# Losing Oil



## jmonee4 (Mar 27, 2007)

I recently changed the oil in my 01 passat, when I drained the oil only about 1 quart came out. I can not find any possible leak. After two months since doing the oil change, I found that I was low on oil again. WTF?!?!?! Where the hell is the oil going?


----------



## shipo (Jan 3, 2006)

*Re: Losing Oil (jmonee4)*

Please make very-very sure you didn't drain the oil from your transmission.


----------



## apostle 228 (Aug 14, 2007)

*Re: Losing Oil (shipo)*


_Quote, originally posted by *shipo* »_Please make very-very sure you didn't drain the oil from your transmission.

lmao


----------



## jmonee4 (Mar 27, 2007)

*Re: Losing Oil (shipo)*

um yea...no i didn't drain the transmission oil. I'm not a complete idiot. thanks though.


----------



## AZV6 (May 3, 2006)

*Re: Losing Oil (jmonee4)*

First off, how many miles on the car, what is your driving habits, oil using, any signs of smoke out the tail pipe or under load?
Could be a leak somewhere, maybe in breather system, possibly rings are bad and your getting a lot blow by. Valve stem seals are toast.
Many things could be causing this.


----------



## shipo (Jan 3, 2006)

*Re: Losing Oil (jmonee4)*


_Quote, originally posted by *jmonee4* »_um yea...no i didn't drain the transmission oil. I'm not a complete idiot. thanks though.
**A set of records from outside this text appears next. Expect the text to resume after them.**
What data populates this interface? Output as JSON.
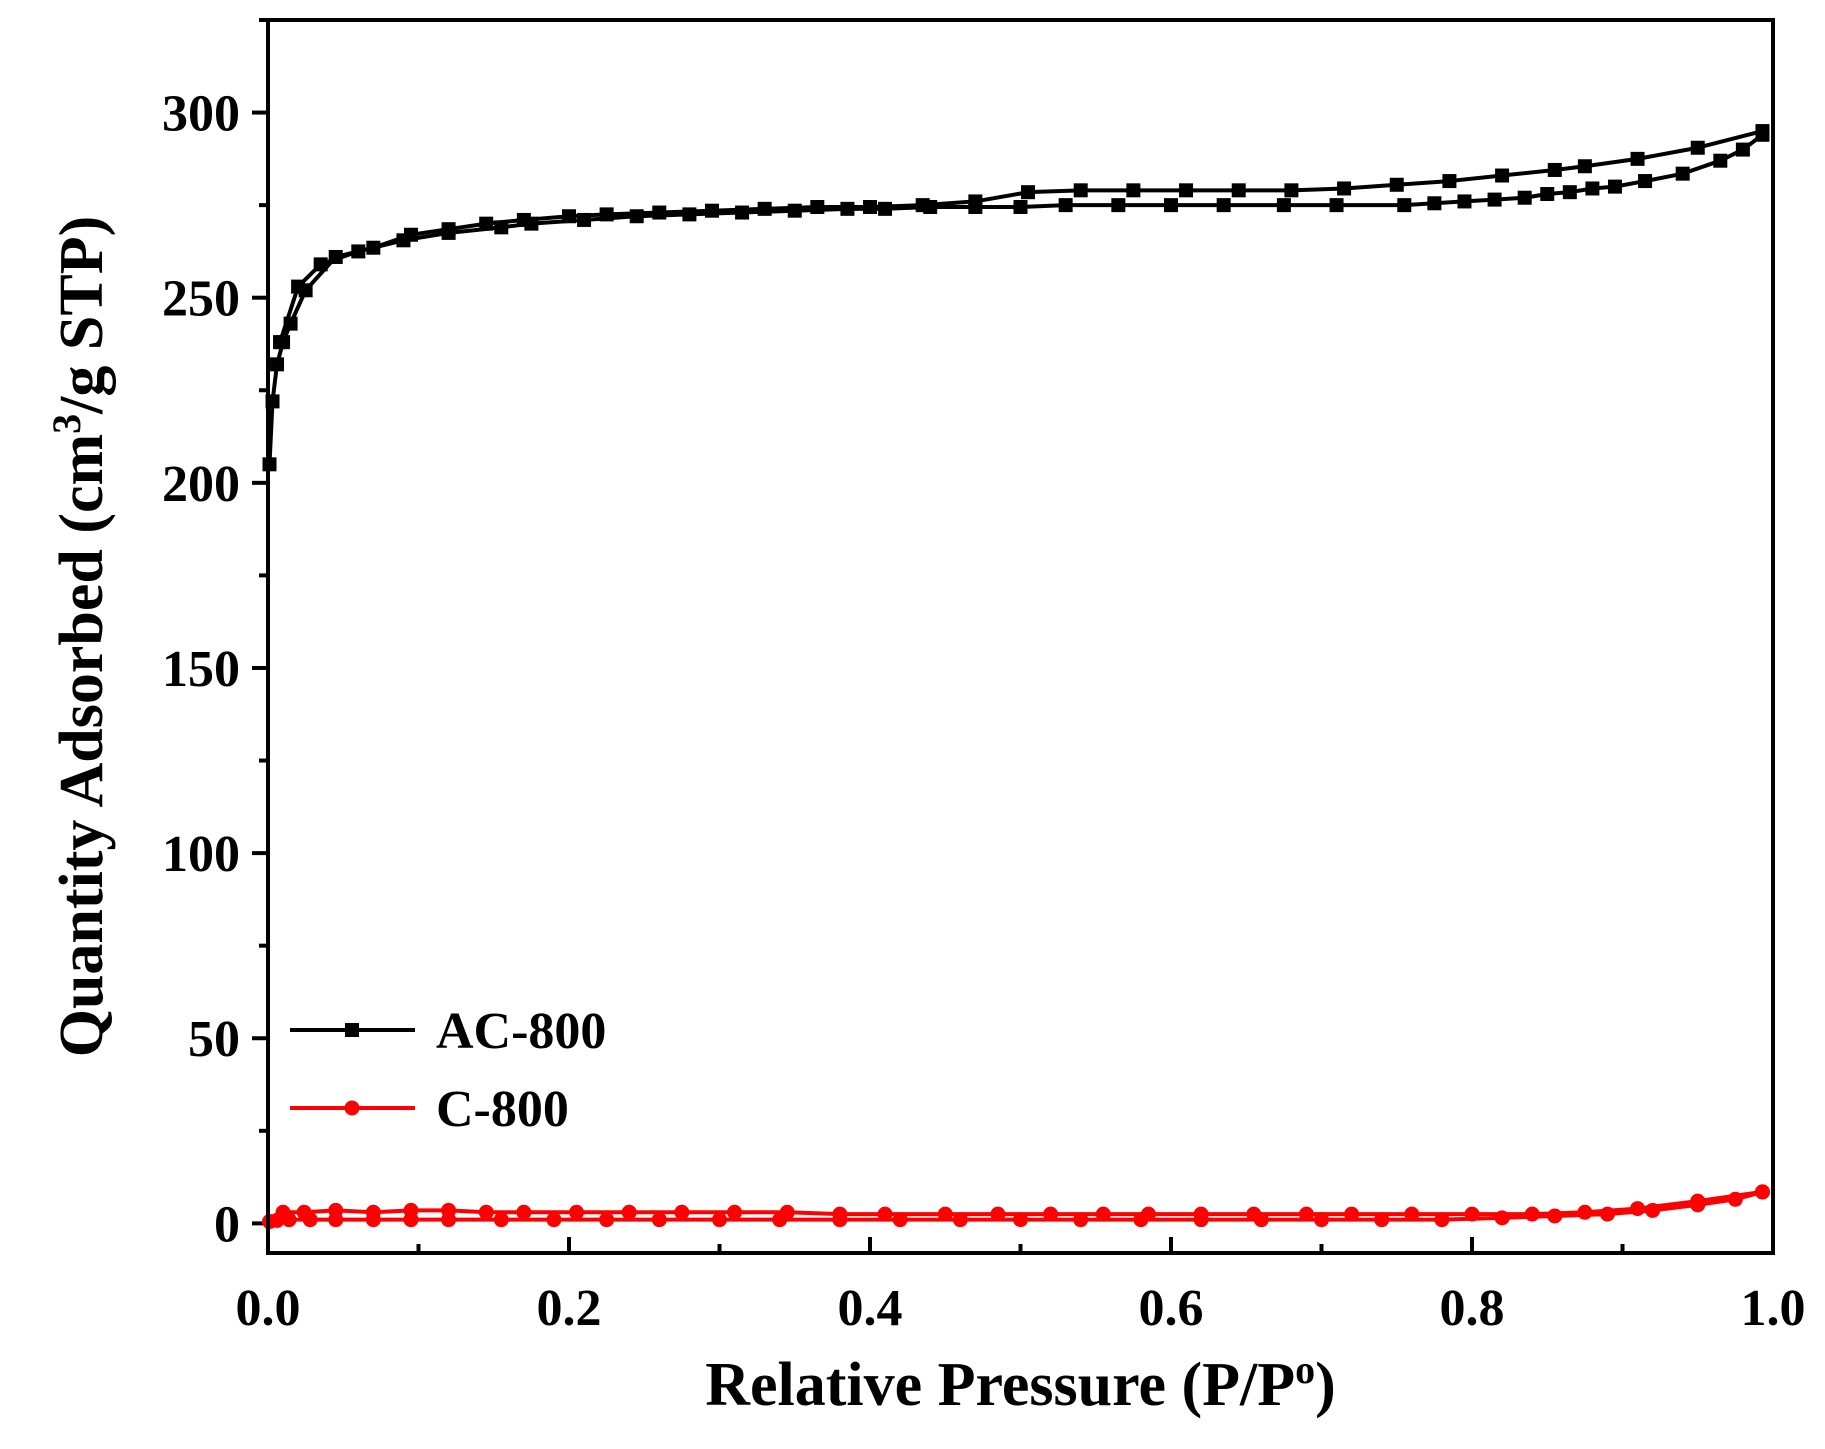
{
  "chart_data": {
    "type": "line",
    "title": "",
    "xlabel": "Relative Pressure (P/P",
    "xlabel_sup": "o",
    "xlabel_end": ")",
    "ylabel": "Quantity Adsorbed (cm",
    "ylabel_sup": "3",
    "ylabel_end": "/g STP)",
    "xlim": [
      0.0,
      1.0
    ],
    "ylim": [
      -8,
      325
    ],
    "xticks": [
      0.0,
      0.2,
      0.4,
      0.6,
      0.8,
      1.0
    ],
    "xtick_labels": [
      "0.0",
      "0.2",
      "0.4",
      "0.6",
      "0.8",
      "1.0"
    ],
    "yticks": [
      0,
      50,
      100,
      150,
      200,
      250,
      300
    ],
    "ytick_labels": [
      "0",
      "50",
      "100",
      "150",
      "200",
      "250",
      "300"
    ],
    "legend_position": "bottom-left",
    "series": [
      {
        "name": "AC-800",
        "color": "#000000",
        "marker": "square",
        "adsorption": {
          "x": [
            0.001,
            0.003,
            0.006,
            0.01,
            0.015,
            0.025,
            0.045,
            0.07,
            0.095,
            0.12,
            0.145,
            0.17,
            0.2,
            0.225,
            0.26,
            0.295,
            0.33,
            0.365,
            0.4,
            0.435,
            0.47,
            0.505,
            0.54,
            0.575,
            0.61,
            0.645,
            0.68,
            0.715,
            0.75,
            0.785,
            0.82,
            0.855,
            0.875,
            0.91,
            0.95,
            0.993
          ],
          "y": [
            205,
            222,
            232,
            238,
            243,
            252,
            261,
            263.5,
            267,
            268.5,
            270,
            271,
            272,
            272.5,
            273,
            273.5,
            274,
            274.5,
            274.5,
            275,
            276,
            278.5,
            279,
            279,
            279,
            279,
            279,
            279.5,
            280.5,
            281.5,
            283,
            284.5,
            285.5,
            287.5,
            290.5,
            295
          ]
        },
        "desorption": {
          "x": [
            0.993,
            0.98,
            0.965,
            0.94,
            0.915,
            0.895,
            0.88,
            0.865,
            0.85,
            0.835,
            0.815,
            0.795,
            0.775,
            0.755,
            0.71,
            0.675,
            0.635,
            0.6,
            0.565,
            0.53,
            0.5,
            0.47,
            0.44,
            0.41,
            0.385,
            0.35,
            0.315,
            0.28,
            0.245,
            0.21,
            0.175,
            0.155,
            0.12,
            0.09,
            0.06,
            0.035,
            0.02,
            0.008
          ],
          "y": [
            294,
            290,
            287,
            283.5,
            281.5,
            280,
            279.5,
            278.5,
            278,
            277,
            276.5,
            276,
            275.5,
            275,
            275,
            275,
            275,
            275,
            275,
            275,
            274.5,
            274.5,
            274.5,
            274,
            274,
            273.5,
            273,
            272.5,
            272,
            271,
            270,
            269,
            267.5,
            265.5,
            262.5,
            259,
            253,
            238
          ]
        }
      },
      {
        "name": "C-800",
        "color": "#ff0000",
        "marker": "circle",
        "adsorption": {
          "x": [
            0.001,
            0.006,
            0.014,
            0.028,
            0.045,
            0.07,
            0.095,
            0.12,
            0.155,
            0.19,
            0.225,
            0.26,
            0.3,
            0.34,
            0.38,
            0.42,
            0.46,
            0.5,
            0.54,
            0.58,
            0.62,
            0.66,
            0.7,
            0.74,
            0.78,
            0.82,
            0.855,
            0.89,
            0.92,
            0.95,
            0.975,
            0.993
          ],
          "y": [
            0.5,
            0.8,
            1,
            1,
            1,
            1,
            1,
            1,
            1,
            1,
            1,
            1,
            1,
            1,
            1,
            1,
            1,
            1,
            1,
            1,
            1,
            1,
            1,
            1,
            1,
            1.5,
            2,
            2.5,
            3.5,
            5,
            6.5,
            8.5
          ]
        },
        "desorption": {
          "x": [
            0.993,
            0.95,
            0.91,
            0.875,
            0.84,
            0.8,
            0.76,
            0.72,
            0.69,
            0.655,
            0.62,
            0.585,
            0.555,
            0.52,
            0.485,
            0.45,
            0.41,
            0.38,
            0.345,
            0.31,
            0.275,
            0.24,
            0.205,
            0.17,
            0.145,
            0.12,
            0.095,
            0.07,
            0.045,
            0.024,
            0.01
          ],
          "y": [
            8.5,
            6,
            4,
            3,
            2.5,
            2.5,
            2.5,
            2.5,
            2.5,
            2.5,
            2.5,
            2.5,
            2.5,
            2.5,
            2.5,
            2.5,
            2.5,
            2.5,
            3,
            3,
            3,
            3,
            3,
            3,
            3,
            3.5,
            3.5,
            3,
            3.5,
            3,
            3
          ]
        }
      }
    ]
  }
}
Please understand that I didn't post that because I thought you were an idiot, I posted it because of the number of times I've read posts from folks who were more than a bit mechanically inclined and still drained the transmission instead of the engine.
While I've never been under your vintage of Passat, I've been led to believe that it is an easy mistake to make.


----------



## jmonee4 (Mar 27, 2007)

*Re: Losing Oil (shipo)*

oh no shipo... I was just being sarcastic. No harm done from your post. It was meant to be a smart a$$ reply, sorry if it was taken the wrong way.


----------



## jmonee4 (Mar 27, 2007)

*Re: Losing Oil (AZV6)*

I've got 131k miles on the car. Just normal big city driving. No racing. No smoke coming out of the car. Any way to test or check rings and valve stem?


----------



## ps2375 (Aug 13, 2003)

*Re: Losing Oil (jmonee4)*

how often do you check your oil level? or do you? I'd be checking at every fillup or more oftento get an idea of the rate of loss.


_Modified by ps2375 at 8:20 PM 10-7-2008_


----------



## jmonee4 (Mar 27, 2007)

*Re: Losing Oil (ps2375)*

i usually only check it when I'm about to take a long trip which is about every 6 or 8 weeks. So maybe once midway between oil changes.I haven't been low on oil before this last oil change.


----------